書くことで自由になれる

 昨日、なんでブログを書くんだろうみたいなはなしをしていたとき、「書いたら終わったことにできる感じがする」って言われた。

 小説も論文もプログラムもキャッチコピーも何もかも、文字として表出されることで、書き手というコンテキストから自由になることができる。次の瞬間、自分ではなくなっている。この感覚が得られることは、書くことの魅力のうちの一つである。昨日の自分の書いた文章を今日の自分で褒めることも、けなすこともできる。

 自分の気持ちや考えていることを、可読なかたちで流通させてしまうことは、どこか、抱えていたものをそっと自分の傍に退けられる気がする。

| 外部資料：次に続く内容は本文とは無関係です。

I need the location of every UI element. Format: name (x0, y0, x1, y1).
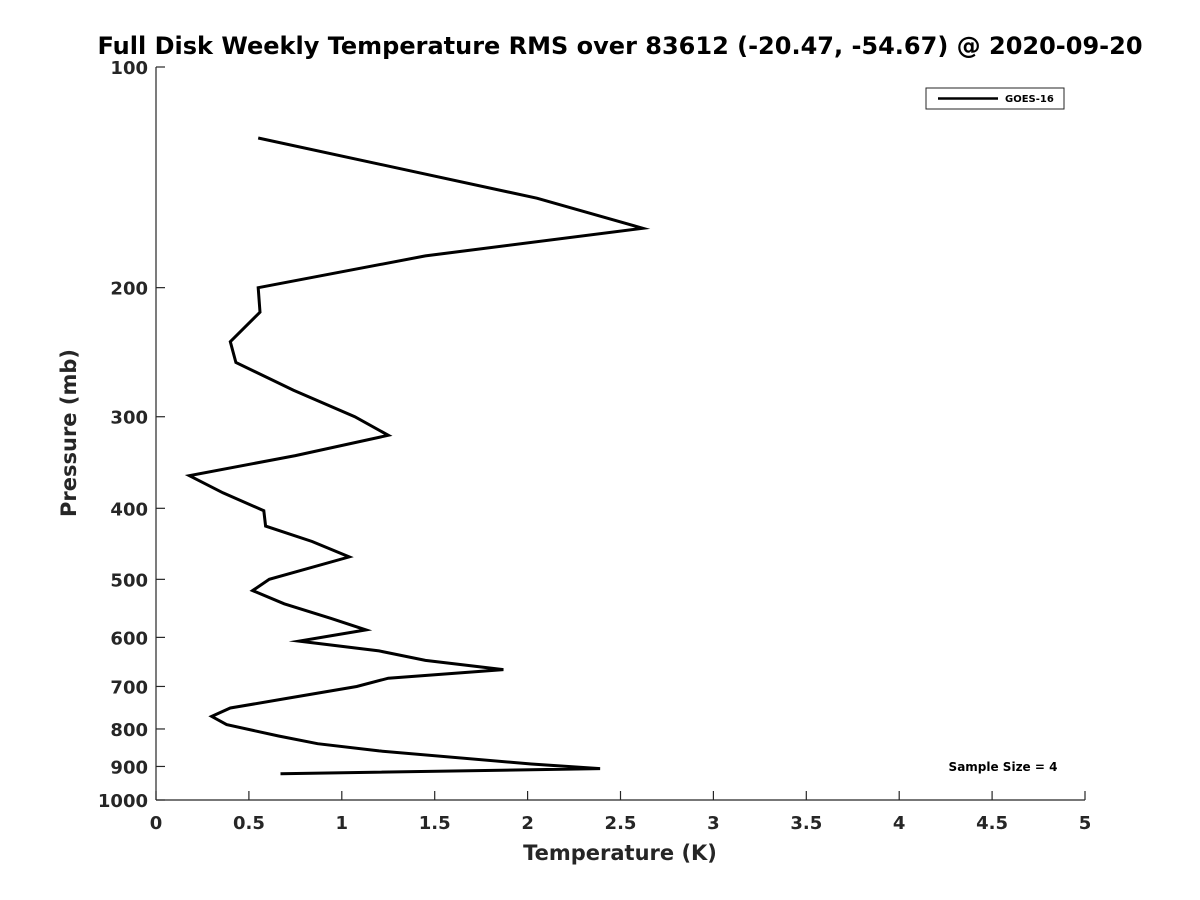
y-ticks: 100 200 300 400 500 600 700 800 900 1000 (98, 58, 165, 812)
y-tick-label: 700 (110, 677, 148, 698)
x-tick-label: 2.5 (605, 813, 637, 834)
y-tick-label: 900 (110, 757, 148, 778)
chart-title: Full Disk Weekly Temperature RMS over 83… (97, 32, 1142, 60)
x-tick-label: 0.5 (233, 813, 265, 834)
y-tick-label: 500 (110, 570, 148, 591)
y-tick-label: 200 (110, 279, 148, 300)
y-axis-label: Pressure (mb) (57, 349, 81, 517)
series-line-goes-16 (184, 136, 651, 776)
plot-area: 0 0.5 1 1.5 2 2.5 3 3.5 4 4.5 5 100 200 300 400 500 600… (98, 58, 1091, 834)
x-ticks: 0 0.5 1 1.5 2 2.5 3 3.5 4 4.5 5 (150, 791, 1092, 834)
y-tick-label: 600 (110, 628, 148, 649)
y-tick-label: 800 (110, 720, 148, 741)
legend: GOES-16 (925, 87, 1065, 110)
y-tick-label: 1000 (98, 791, 148, 812)
x-tick-label: 1 (336, 813, 349, 834)
y-tick-label: 100 (110, 58, 148, 79)
x-tick-label: 1.5 (419, 813, 451, 834)
sample-size-annotation: Sample Size = 4 (949, 760, 1058, 774)
x-tick-label: 4 (893, 813, 906, 834)
x-tick-label: 2 (521, 813, 534, 834)
x-tick-label: 4.5 (976, 813, 1008, 834)
x-tick-label: 3 (707, 813, 720, 834)
series-layer (184, 136, 651, 776)
legend-label-goes-16: GOES-16 (1005, 94, 1054, 105)
x-axis-label: Temperature (K) (523, 841, 717, 865)
y-tick-label: 300 (110, 408, 148, 429)
y-tick-label: 400 (110, 499, 148, 520)
x-tick-label: 0 (150, 813, 163, 834)
x-tick-label: 5 (1079, 813, 1092, 834)
x-tick-label: 3.5 (790, 813, 822, 834)
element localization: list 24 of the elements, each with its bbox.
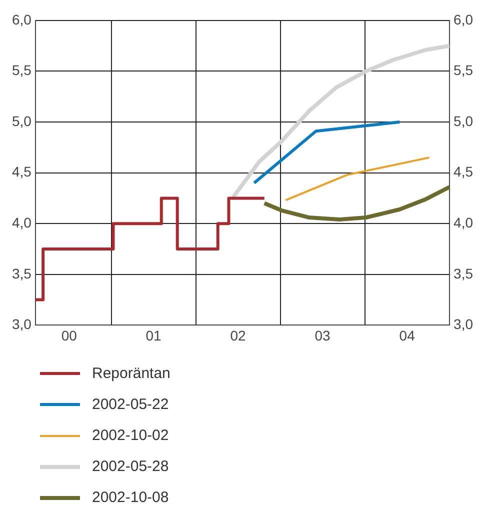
y2-tick-label: 6,0 xyxy=(454,11,474,28)
x-tick-label: 03 xyxy=(314,327,330,344)
y-tick-label: 4,0 xyxy=(12,214,32,230)
y2-tick-label: 3,5 xyxy=(454,265,474,282)
y-tick-label: 3,5 xyxy=(12,265,32,282)
x-tick-label: 04 xyxy=(399,327,416,344)
legend-label: 2002-05-28 xyxy=(92,458,169,475)
x-tick-label: 00 xyxy=(61,327,78,344)
legend-label: 2002-05-22 xyxy=(92,396,169,413)
y-tick-label: 3,0 xyxy=(12,316,32,332)
y-tick-label: 5,5 xyxy=(12,62,32,78)
y2-tick-label: 5,0 xyxy=(454,112,474,129)
y-tick-label: 5,0 xyxy=(12,112,32,129)
y2-tick-label: 5,5 xyxy=(454,62,474,78)
x-tick-label: 01 xyxy=(146,327,162,344)
legend-label: 2002-10-08 xyxy=(92,489,169,506)
y-tick-label: 6,0 xyxy=(12,11,32,28)
y-tick-label: 4,5 xyxy=(12,164,32,180)
legend-label: Reporäntan xyxy=(92,365,170,382)
y2-tick-label: 4,5 xyxy=(454,164,474,180)
y2-tick-label: 4,0 xyxy=(454,214,474,230)
legend-label: 2002-10-02 xyxy=(92,427,169,444)
y2-tick-label: 3,0 xyxy=(454,316,474,332)
x-tick-label: 02 xyxy=(230,327,246,344)
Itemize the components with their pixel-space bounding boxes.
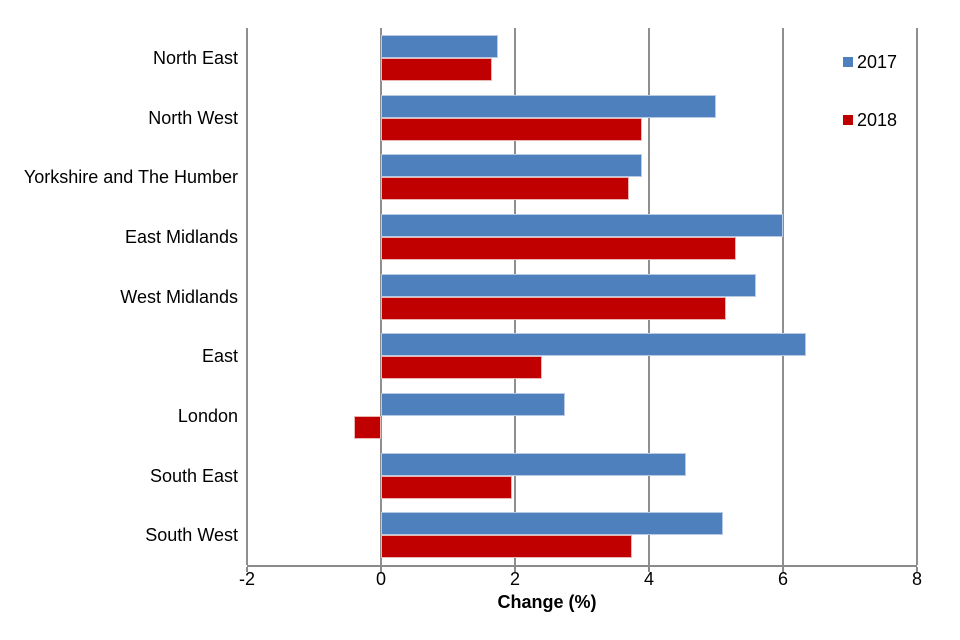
axis-tick-4 (648, 567, 650, 572)
legend-label-2018: 2018 (857, 110, 898, 130)
category-label-east-midlands: East Midlands (124, 227, 238, 247)
axis-tick-2 (514, 567, 516, 572)
bar-2017-west-midlands (381, 273, 757, 297)
plot-area (246, 28, 918, 567)
category-label-north-west: North West (148, 107, 238, 128)
gridline--2 (246, 28, 248, 565)
x-tick-label--2: -2 (238, 569, 256, 589)
axis-tick-6 (782, 567, 784, 572)
bar-2018-london (354, 416, 381, 439)
axis-tick--2 (246, 567, 248, 572)
bar-2018-north-east (381, 58, 492, 81)
bar-2017-north-east (381, 35, 499, 58)
legend-marker-2018 (843, 115, 853, 125)
bar-2017-south-east (381, 452, 686, 476)
category-label-north-east: North East (152, 48, 238, 68)
legend-item-2017: 2017 (843, 52, 897, 72)
axis-tick-0 (380, 567, 382, 572)
bar-2018-east-midlands (381, 237, 737, 260)
axis-tick-8 (916, 567, 918, 572)
x-tick-label-2: 2 (509, 569, 521, 589)
bar-2018-north-west (381, 117, 643, 141)
bar-2017-south-west (381, 512, 723, 536)
bar-2018-south-west (381, 535, 633, 559)
legend-label-2017: 2017 (857, 52, 898, 72)
bar-2018-yorkshire-and-the-humber (381, 177, 629, 201)
category-label-south-east: South East (149, 465, 238, 486)
x-tick-label-8: 8 (911, 569, 923, 589)
category-label-london: London (177, 406, 238, 426)
category-label-east: East (201, 346, 238, 367)
x-tick-label-4: 4 (643, 569, 655, 589)
bar-2018-west-midlands (381, 296, 727, 320)
legend-marker-2017 (843, 57, 853, 67)
bar-2017-london (381, 393, 566, 416)
x-tick-label-0: 0 (375, 569, 387, 589)
category-label-west-midlands: West Midlands (120, 286, 238, 307)
bar-2017-east (381, 333, 807, 357)
category-label-yorkshire-and-the-humber: Yorkshire and The Humber (23, 167, 238, 188)
category-label-south-west: South West (145, 525, 238, 546)
bar-2018-east (381, 356, 542, 380)
bar-2017-north-west (381, 94, 716, 118)
bar-2018-south-east (381, 475, 512, 499)
gridline-8 (916, 28, 918, 565)
x-axis-title: Change (%) (497, 592, 597, 612)
x-tick-label-6: 6 (777, 569, 789, 589)
bar-2017-east-midlands (381, 214, 783, 237)
gridline-6 (782, 28, 784, 565)
legend-item-2018: 2018 (843, 110, 897, 130)
bar-2017-yorkshire-and-the-humber (381, 154, 643, 178)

インターネットは、流通させるための手軽で巨大なインフラストラクチャである。

 書かれたものは、自分というコンテキストから開放された「他人」であるから、言及される事柄との距離は自分で決めることができる。嫌だったらもっと遠くへ放ればいいし、気になればもっと近くへ手繰り寄せればいい。早く自由になりたくて、とてもプライベートなことをあえて流通させてしまう、ことも原理的には可能だ。それには、とっても高度なパッケージングが求められるけれど。ともかく、書くことが自己療養の手段たり得る根拠はここにあるのだろう。これには同意せざるを得ない。

 人に自分の話をすることが苦手だ。口で「言ったこと」は、容易に「他人」にならないからだと思う。下手したら、なに人ごとみたいにゆってるの自分のことでしょうって怒られそうな気がする。だから苦手だ。あんまり話せない。突き放していったことばでさえも、執拗に自分にまとわりつく。言ったことは、他人にならないゆえの困難さがある。

 よく話す子もいる。特に女の子。聞いてもないようなプライベートを聞かされることも、聞き入ってしまうこともある。男はすぐに勘違いするので、これは自分だけにはなしてくれてるんだろうな、うれしいって好意を抱いたりする。いや、そこから始まる恋もあるかもしれませんね。ともかく、あの子たちにとって話すことは、僕にとっての書くことなんだろうな、と了解するようにしている。

 たぶん、僕は、このさきもあまり話さず、書きたいときに書きたいように書くことで、自由になろうとするのだと思う。嫌なことは、書いて忘れたい派。まだしばらくは、書くことをやめられない。